Crippling Credit Cards
This article is from the archive of The New York Sun before the launch of its new website in 2022. The Sun has neither altered nor updated such articles but will seek to correct any errors, mis-categorizations or other problems introduced during transfer.

There’s no question these are tough times for retailers. Consumer spending is weak, and the hangover from the housing collapse could tip the economy into recession. There’s a jolt on the way from rebate checks, but retailers are gazing at a different pot of gold — credit card fees, in particular the interchange fees used between banks in the MasterCard and Visa systems. Unfortunately, their proposed solution, now embodied in federal legislation, would have serious unintended consequences for consumers and could worsen the country’s economic problems.
When you use a Visa to make a purchase, the merchant submits the transaction to an acquiring bank, which then submits it to Visa. Visa sends the transaction to the bank that issued the card, which deducts its interchange fee and pays Visa. Visa pays the acquiring bank, which pays the merchant. Cardholders are later billed by their issuing banks. MasterCard also works the same way, though it uses a different network.
This system works well because there is competition among issuing banks to sign up customers and competition among acquiring banks to sign up consumers. There is a division of labor that creates market efficiency.
American Express and Discover don’t use interchange fees because they serve both the acquiring and the issuing functions. Notably, however, American Express charges substantially higher fees than Visa and MasterCard. Amex charges higher fees because they sell themselves as a premium brand and merchants believe they will acquire and retain higher-end customers who will spend more as a result. Discover, on the other hand, charges lower fees to merchants, but is the least used credit card company because many merchants don’t think accepting Discover will improve sales.
Merchants who choose to accept AmEx do so because it makes business sense for them — the additional sales they make cover the higher fees and more. On the whole, however, the verdict of the market, given the success of Visa and Master-Card, seems to be that it’s more efficient for the acquiring and issuing sides to be separate. But as fees become a growing part of the bottom line for many merchants, merchants are looking for ways to trim them. Many merchants have addressed this issue with market-based solutions like negotiating an exclusive deal with one credit card company at a reduced fee or by steering transactions onto PIN-based debit networks.
Presently these rates are determined in a free market — merchants negotiate with the payment networks and choose which cards to accept based on customer demand and what makes sense for their business. Merchants who want to slash the fees they pay while accepting popular cards are planning to run around the market by calling for Congress to intervene.
Reps. John Conyers of Michigan and Chris Cannon of Colorado have introduced the so-called Credit Card Fair Fee Act of 2008, H.R. 5546, to impose price controls on interchange fees. The bill would empower a panel of unelected bureaucrats to set fees at below market rates.
In Australia, where regulators did what this bill proposes, slashing interchange fees well below their market level, the result has been a dramatic decline in cardholder benefits — reward programs and the like — and an increase in annual fees. This has driven a double-digit increase in the use of more expensive charge cards from companies like American Express and Diners Club. As a result, merchants are paying more on many transactions, and there is a push for regulation of the three-party payment systems.

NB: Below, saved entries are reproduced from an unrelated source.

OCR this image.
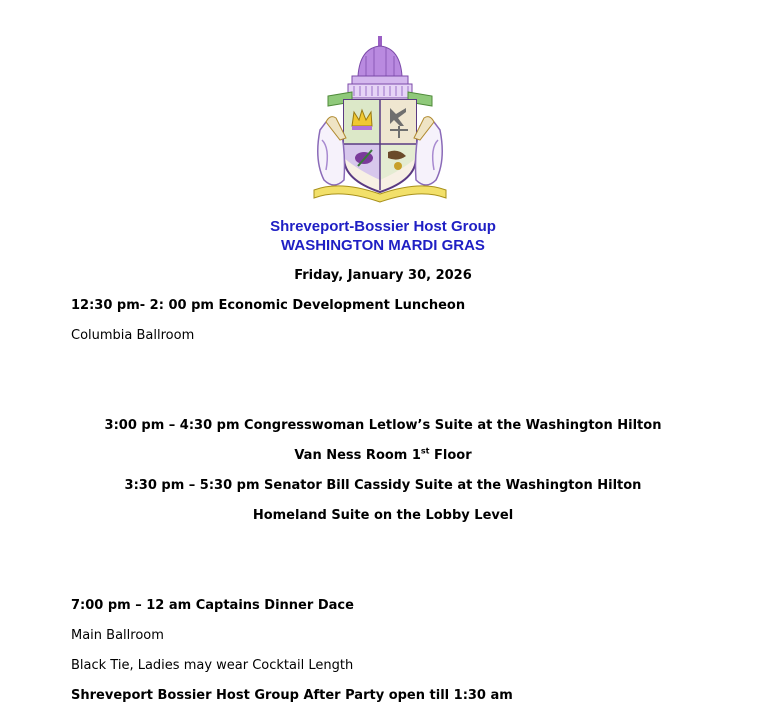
Shreveport-Bossier Host Group
WASHINGTON MARDI GRAS
Friday, January 30, 2026
12:30 pm- 2: 00 pm Economic Development Luncheon
Columbia Ballroom
3:00 pm – 4:30 pm Congresswoman Letlow’s Suite at the Washington Hilton
Van Ness Room 1st Floor
3:30 pm – 5:30 pm Senator Bill Cassidy Suite at the Washington Hilton
Homeland Suite on the Lobby Level
7:00 pm – 12 am Captains Dinner Dace
Main Ballroom
Black Tie, Ladies may wear Cocktail Length
Shreveport Bossier Host Group After Party open till 1:30 am
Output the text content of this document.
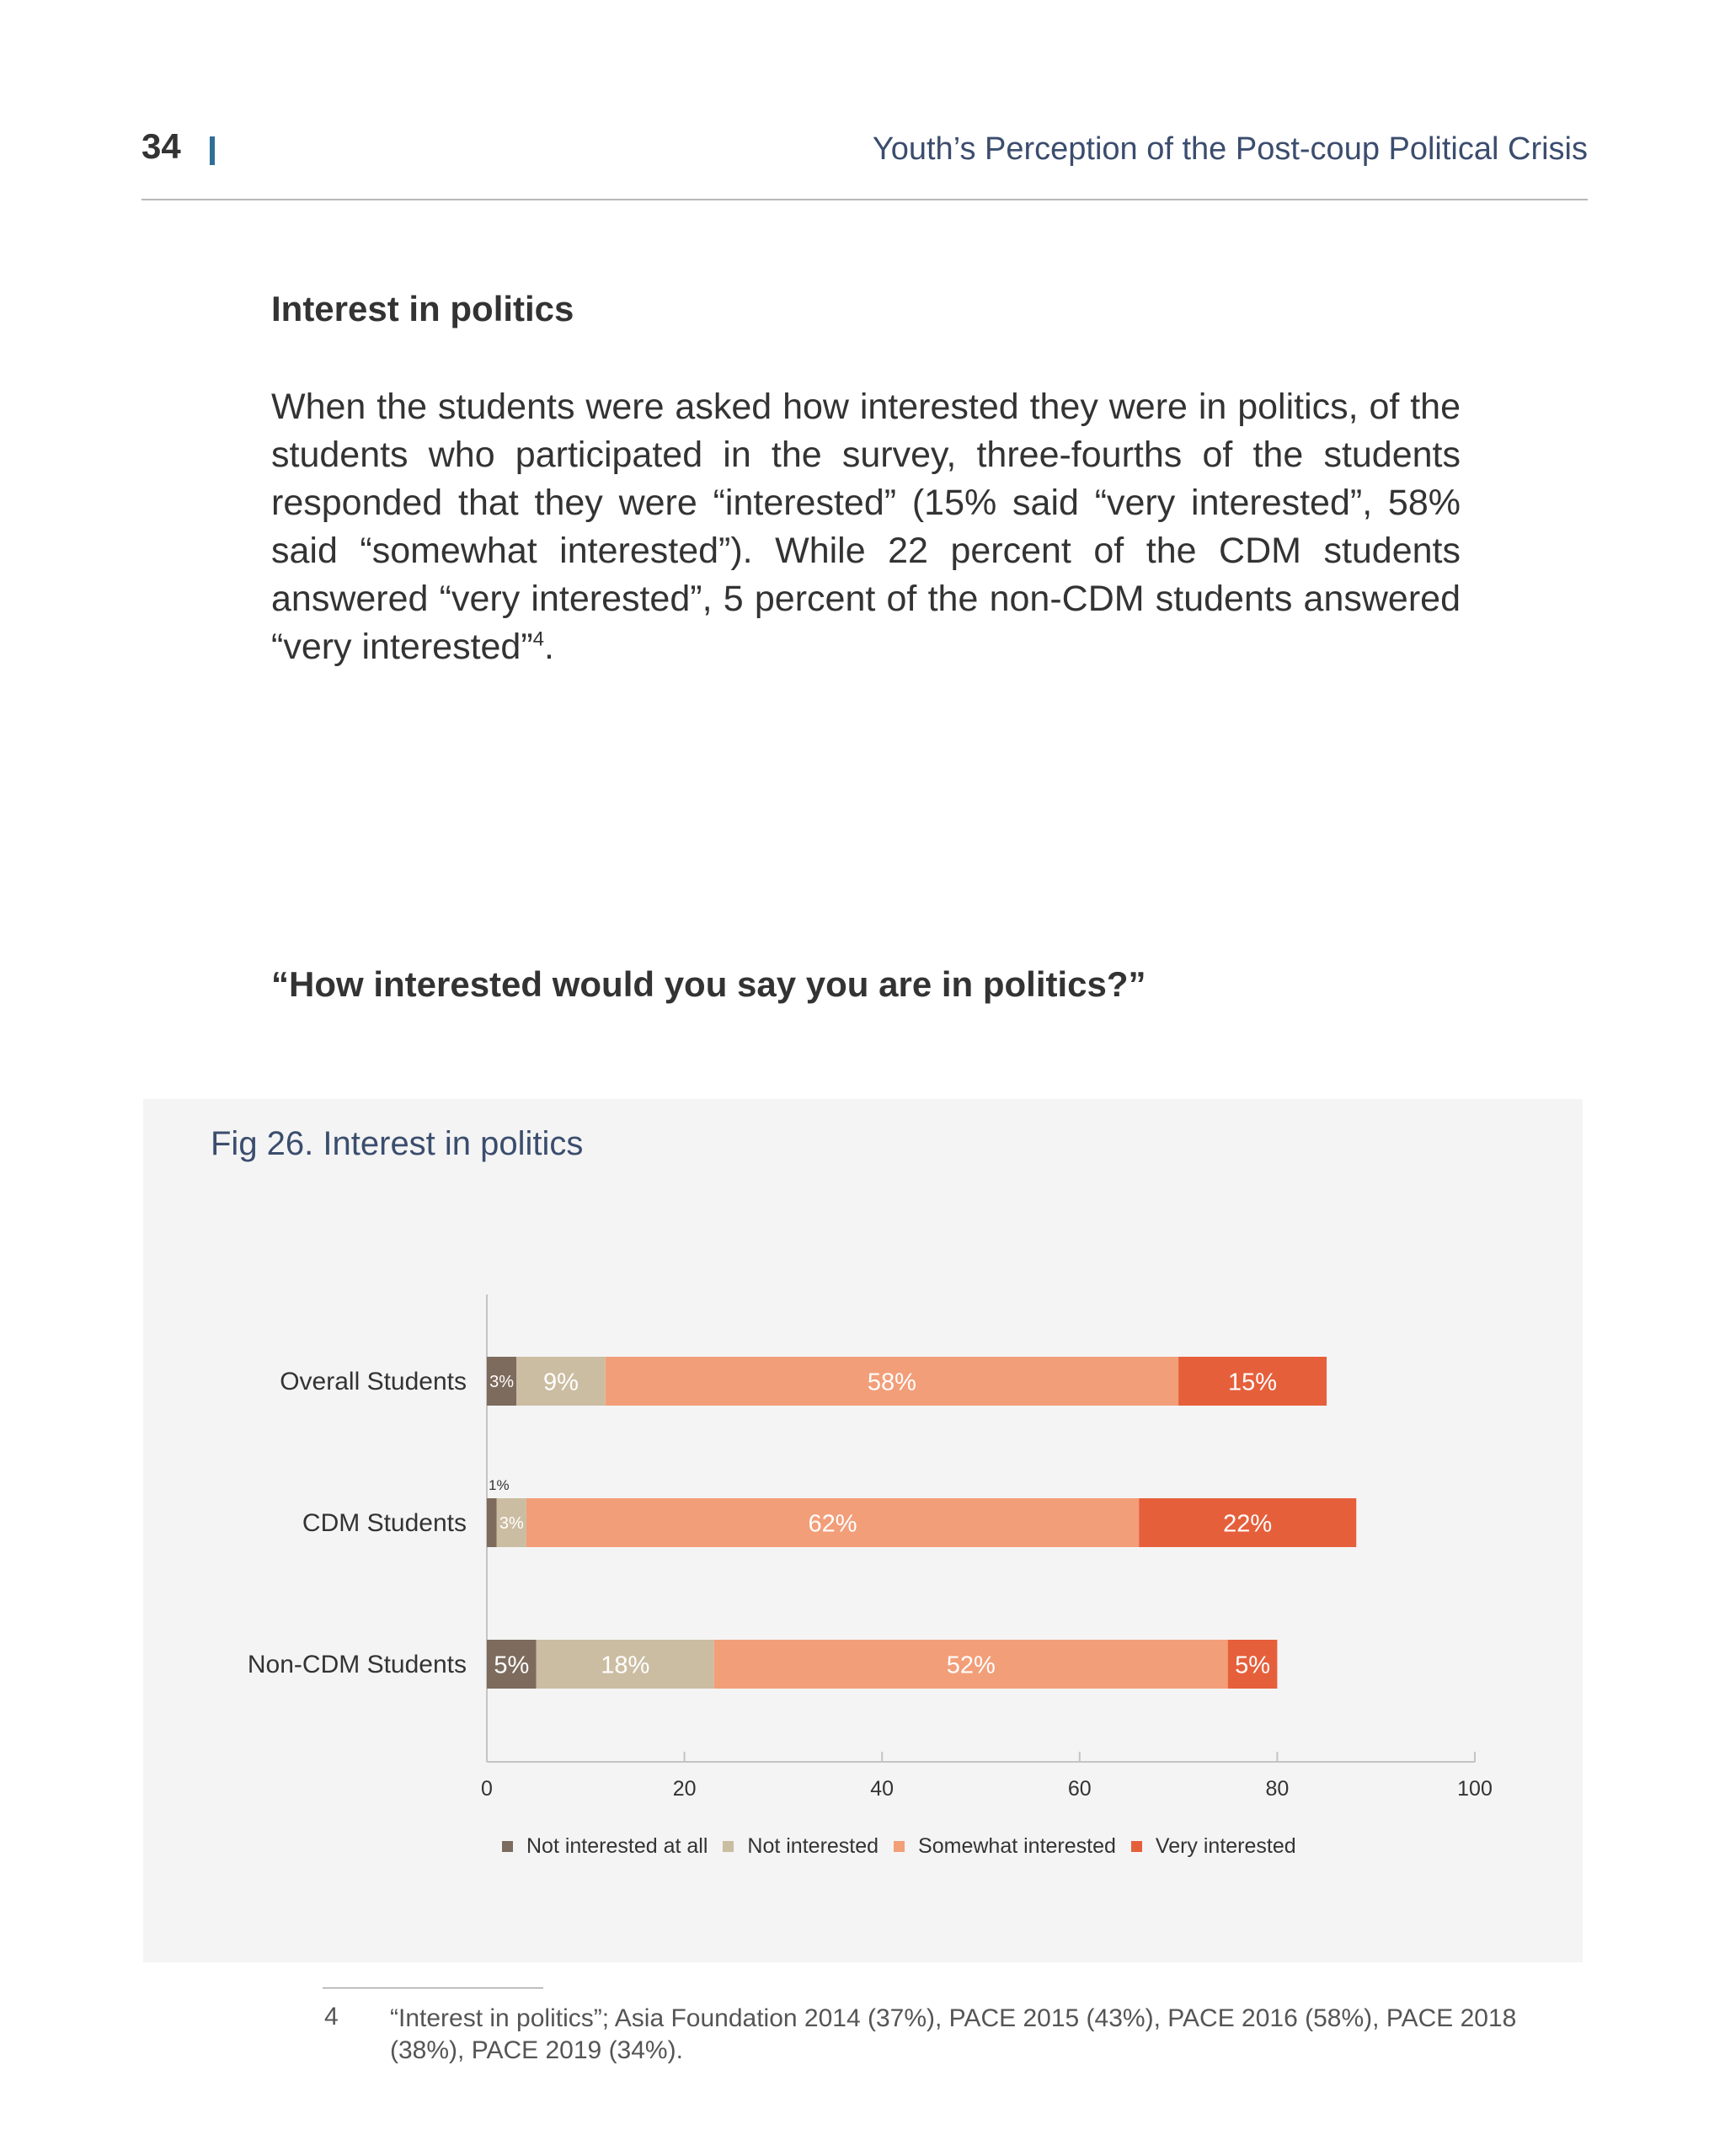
34	Youth’s Perception of the Post-coup Political Crisis
Interest in politics
When the students were asked how interested they were in politics, of the students who participated in the survey, three-fourths of the students responded that they were “interested” (15% said “very interested”, 58% said “somewhat interested”). While 22 percent of the CDM students answered “very interested”, 5 percent of the non-CDM students answered “very interested”$^4$.
“How interested would you say you are in politics?”
Fig 26. Interest in politics
0	20	40	60	80	100
Overall Students 3% 9%	58%	15%
CDM Students
1%
3%	62%	22%
Non-CDM Students 5%	18%	52%	5%
Not interested at all Not interested Somewhat interested Very interested
4 “Interest in politics”; Asia Foundation 2014 (37%), PACE 2015 (43%), PACE 2016 (58%), PACE 2018 (38%), PACE 2019 (34%).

If something like Conyers-Cannon were enacted, consumers would face higher interest rates, less-generous rewards programs, and could see the return of annual fees as banks scramble to make up for the lost revenue resulting from the interchange price control. Customers would have fewer choices of cards and some customers would be unable to be approved for credit cards.
Crippling Visa and MasterCard through regulation would decrease consumer choice and buying power, and ultimately hurt the merchants who are calling for it. No merchant is forced to accept Visa or MasterCard. Their near-ubiquity is not the result of any market abuse, but rather follows from the terrific value proposition they offer to both consumers and merchants. In fact, credit cards, with their existing fees, are already considerably cheaper for merchants than accepting cash, which has associated costs of theft, security, and handling.
The merchants know that accepting credit cards allows them to retain customers and make far more sales than they could otherwise. They are willing to pay, and should remain willing to pay, transaction fees, including interchange, for those benefits. Congress should avoid the temptation to impose price controls on this well-functioning market.
Mr. Kerpen is the policy director for Americans for Prosperity.